Stuck in the 80s

Oct 13, 2015 | Uncategorized

Recently there were ‘opposing’ soapboxes on the Coloradoan’s editorial page about the impact of the positive rankings Fort Collins regularly receives. One soapbox was a positive, aspirational piece by City Manager Darin Atteberry. He basically was saying that the external recognition is validation of a community doing things right. Atteberry cited Time Magazine naming Fort Collins as America’s Most Satisfied City after a Gallup poll showed that 94.9% of residents are satisfied with the community.

Countering this perspective was a community no-growth activist that I’ll simply call “G”. He moved his family here decades ago from Iowa.

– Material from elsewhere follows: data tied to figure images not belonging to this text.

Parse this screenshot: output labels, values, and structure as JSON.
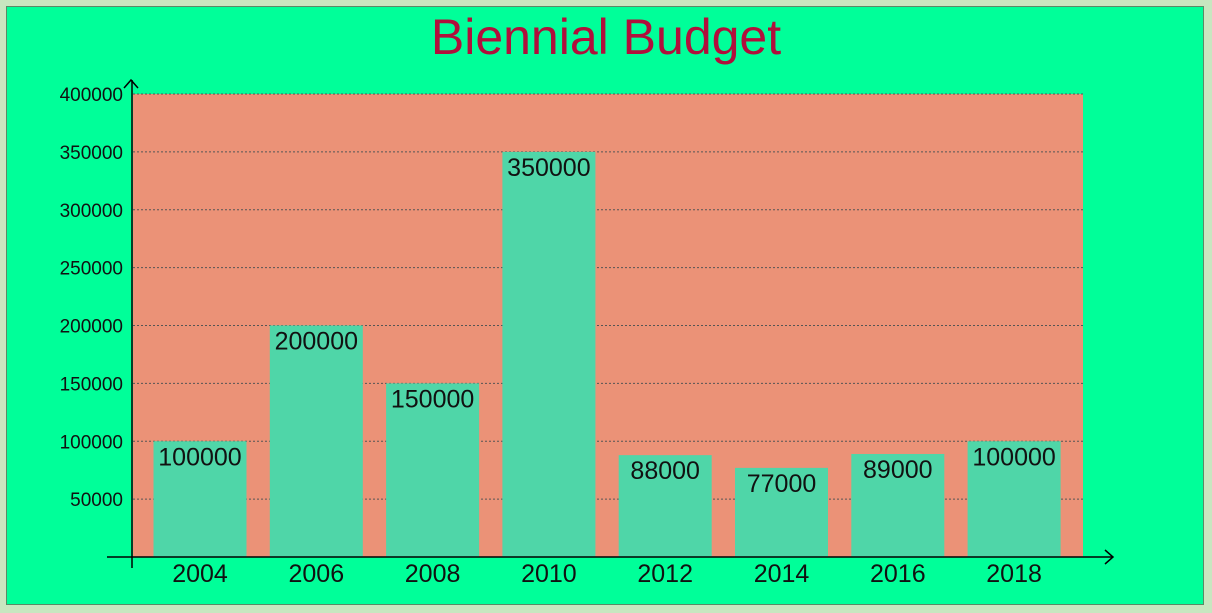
{
  "chart_data": {
    "type": "bar",
    "title": "Biennial Budget",
    "xlabel": "",
    "ylabel": "",
    "categories": [
      "2004",
      "2006",
      "2008",
      "2010",
      "2012",
      "2014",
      "2016",
      "2018"
    ],
    "values": [
      100000,
      200000,
      150000,
      350000,
      88000,
      77000,
      89000,
      100000
    ],
    "value_labels": [
      "100000",
      "200000",
      "150000",
      "350000",
      "88000",
      "77000",
      "89000",
      "100000"
    ],
    "ylim": [
      0,
      400000
    ],
    "yticks": [
      "50000",
      "100000",
      "150000",
      "200000",
      "250000",
      "300000",
      "350000",
      "400000"
    ],
    "grid": true,
    "colors": {
      "page_background": "#00ff99",
      "plot_background": "#eb9277",
      "bar": "#4fd6a8",
      "title": "#b0103c"
    }
  }
}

G and his wife made a great living working for corporations before being able to retire young. Before, but especially since, they retired, they frequently rail against people moving here and against evil corporations. Pretty rich, huh!?

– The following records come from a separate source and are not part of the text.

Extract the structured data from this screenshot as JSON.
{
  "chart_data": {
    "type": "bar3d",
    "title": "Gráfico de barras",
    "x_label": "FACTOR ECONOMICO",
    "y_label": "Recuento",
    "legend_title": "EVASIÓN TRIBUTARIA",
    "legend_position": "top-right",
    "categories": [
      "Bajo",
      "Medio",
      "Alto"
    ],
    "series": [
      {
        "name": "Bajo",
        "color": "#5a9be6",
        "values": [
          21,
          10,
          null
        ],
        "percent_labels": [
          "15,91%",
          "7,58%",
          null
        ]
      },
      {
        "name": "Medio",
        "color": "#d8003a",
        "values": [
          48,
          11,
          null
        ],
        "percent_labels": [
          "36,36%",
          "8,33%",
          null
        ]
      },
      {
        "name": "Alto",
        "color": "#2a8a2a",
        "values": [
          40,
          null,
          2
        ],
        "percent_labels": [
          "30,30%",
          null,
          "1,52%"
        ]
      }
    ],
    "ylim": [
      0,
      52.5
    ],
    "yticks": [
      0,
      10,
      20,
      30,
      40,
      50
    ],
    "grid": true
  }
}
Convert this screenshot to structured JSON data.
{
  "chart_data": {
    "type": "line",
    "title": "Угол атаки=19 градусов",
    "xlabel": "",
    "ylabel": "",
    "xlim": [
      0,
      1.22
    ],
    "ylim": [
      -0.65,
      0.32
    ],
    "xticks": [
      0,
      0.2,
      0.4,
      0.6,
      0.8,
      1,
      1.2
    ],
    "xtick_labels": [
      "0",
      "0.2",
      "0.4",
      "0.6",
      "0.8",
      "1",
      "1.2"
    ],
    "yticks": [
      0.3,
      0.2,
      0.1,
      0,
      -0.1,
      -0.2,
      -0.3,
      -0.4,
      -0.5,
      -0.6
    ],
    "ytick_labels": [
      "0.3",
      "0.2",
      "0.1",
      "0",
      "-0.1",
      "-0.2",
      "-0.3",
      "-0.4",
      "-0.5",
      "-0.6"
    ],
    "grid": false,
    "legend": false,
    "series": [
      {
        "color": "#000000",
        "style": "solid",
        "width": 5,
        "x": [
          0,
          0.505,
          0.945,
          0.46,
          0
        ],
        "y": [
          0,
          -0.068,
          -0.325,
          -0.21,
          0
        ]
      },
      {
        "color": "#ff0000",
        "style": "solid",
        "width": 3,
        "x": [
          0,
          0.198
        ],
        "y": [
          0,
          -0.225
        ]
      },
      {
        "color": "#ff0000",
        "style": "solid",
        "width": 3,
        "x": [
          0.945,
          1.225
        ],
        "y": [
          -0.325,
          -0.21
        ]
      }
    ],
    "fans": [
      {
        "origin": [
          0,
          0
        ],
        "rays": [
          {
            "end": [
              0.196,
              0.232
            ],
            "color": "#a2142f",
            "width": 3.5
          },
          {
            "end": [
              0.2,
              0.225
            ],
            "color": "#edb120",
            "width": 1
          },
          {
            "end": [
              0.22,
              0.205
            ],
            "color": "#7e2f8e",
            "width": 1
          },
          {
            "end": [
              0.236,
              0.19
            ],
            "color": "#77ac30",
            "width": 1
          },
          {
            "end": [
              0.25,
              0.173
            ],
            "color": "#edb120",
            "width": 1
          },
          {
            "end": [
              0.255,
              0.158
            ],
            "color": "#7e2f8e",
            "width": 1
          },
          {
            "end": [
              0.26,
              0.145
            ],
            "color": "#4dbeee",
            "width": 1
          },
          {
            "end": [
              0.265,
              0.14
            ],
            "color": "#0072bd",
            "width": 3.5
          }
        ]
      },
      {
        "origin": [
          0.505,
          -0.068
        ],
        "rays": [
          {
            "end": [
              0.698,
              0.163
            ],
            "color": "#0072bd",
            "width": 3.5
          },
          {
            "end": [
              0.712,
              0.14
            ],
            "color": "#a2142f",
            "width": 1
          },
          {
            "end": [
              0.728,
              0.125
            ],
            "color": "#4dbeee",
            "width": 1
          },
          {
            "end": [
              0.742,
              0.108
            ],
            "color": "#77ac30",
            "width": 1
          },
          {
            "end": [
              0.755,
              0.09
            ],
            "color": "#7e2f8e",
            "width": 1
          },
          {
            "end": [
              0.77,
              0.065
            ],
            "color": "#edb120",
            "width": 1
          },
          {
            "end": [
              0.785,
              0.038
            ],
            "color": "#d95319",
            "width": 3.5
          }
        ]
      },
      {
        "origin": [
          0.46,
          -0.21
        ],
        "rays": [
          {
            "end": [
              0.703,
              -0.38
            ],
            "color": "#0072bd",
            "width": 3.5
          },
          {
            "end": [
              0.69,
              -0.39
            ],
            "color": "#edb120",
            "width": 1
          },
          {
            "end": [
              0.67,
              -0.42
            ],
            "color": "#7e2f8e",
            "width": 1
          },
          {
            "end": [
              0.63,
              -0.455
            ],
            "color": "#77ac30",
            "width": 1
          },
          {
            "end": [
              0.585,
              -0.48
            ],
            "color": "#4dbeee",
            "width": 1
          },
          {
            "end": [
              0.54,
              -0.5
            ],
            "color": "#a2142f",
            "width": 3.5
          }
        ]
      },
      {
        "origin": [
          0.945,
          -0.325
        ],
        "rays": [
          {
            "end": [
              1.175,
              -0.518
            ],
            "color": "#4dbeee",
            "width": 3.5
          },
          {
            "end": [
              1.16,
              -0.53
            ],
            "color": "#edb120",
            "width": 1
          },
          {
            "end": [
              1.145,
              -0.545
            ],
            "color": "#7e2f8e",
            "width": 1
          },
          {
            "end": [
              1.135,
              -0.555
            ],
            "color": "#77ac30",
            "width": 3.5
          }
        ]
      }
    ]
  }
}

This is a philosophy stuck solidly in 1980s Fort Collins. While some of the no-growth activists are from here, most are transplants from pig-dappled lands like Iowa. Their verbiage has barely changed: growth machine, growth promoters, and profiteers are threadbare phrases. At least they’ve added the slur ‘corporate welfare’ in recent years!

Another relatively new term G uses is ‘steady-state economy.’ This state of nirvana exists nowhere on earth. It basically describes a closed economic system with no population growth and the same amount of money flowing through the local economy. While a convenient tool for arguing against economic and population growth, it has no basis in reality. It does not and cannot exist outside of text books on economic theory.

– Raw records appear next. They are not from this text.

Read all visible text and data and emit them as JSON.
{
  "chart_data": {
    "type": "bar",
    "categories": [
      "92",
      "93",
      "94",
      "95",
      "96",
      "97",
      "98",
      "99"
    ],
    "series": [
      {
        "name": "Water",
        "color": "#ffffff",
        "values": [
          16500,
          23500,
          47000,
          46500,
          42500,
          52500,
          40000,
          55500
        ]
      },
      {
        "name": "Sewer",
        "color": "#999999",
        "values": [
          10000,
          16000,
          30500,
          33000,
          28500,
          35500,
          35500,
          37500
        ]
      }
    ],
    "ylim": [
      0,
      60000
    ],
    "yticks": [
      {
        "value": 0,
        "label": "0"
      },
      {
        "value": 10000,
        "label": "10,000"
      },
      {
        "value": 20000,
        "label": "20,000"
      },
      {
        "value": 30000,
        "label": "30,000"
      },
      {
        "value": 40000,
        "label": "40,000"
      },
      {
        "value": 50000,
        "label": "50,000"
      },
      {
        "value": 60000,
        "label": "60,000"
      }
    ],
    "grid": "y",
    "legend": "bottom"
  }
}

The reason I’m commenting on this is because G contends that the “local growth promoters and profiteers” are hell-bent “to sacrifice our community’s character.”

I have a different perspective. G and his acolytes have spent years railing against business while focusing in on making Fort Collins a nice place with good parks, open space, bike lanes, trails, etc. By doing so, they have added quality of life amenities that – wait for it – attract people.

Now he is calling for “an open, honest community discussion to determine what the ‘right size’ is for Fort Collins.”

Okay. Here’s a start: G, you and your friends have encouraged this population growth over the years, though unintentionally. What are you doing to help make sure that streets are properly sized to accommodate the growth? What are you doing to make sure there is adequate police and fire protection for a larger community? What are you doing to ensure good public schools with adequate facilities? What are you doing to make sure the business community and economy are strong to generate the tax base necessary to pay for the quality of life amenities you want?

Empty platitudes do not a plan make. Put specific proposals and solutions on the table, G. No amount of railing will stop people from moving here. We need leaders who put effort into seeing that growth is accommodated correctly instead to wasting time trying to stop it.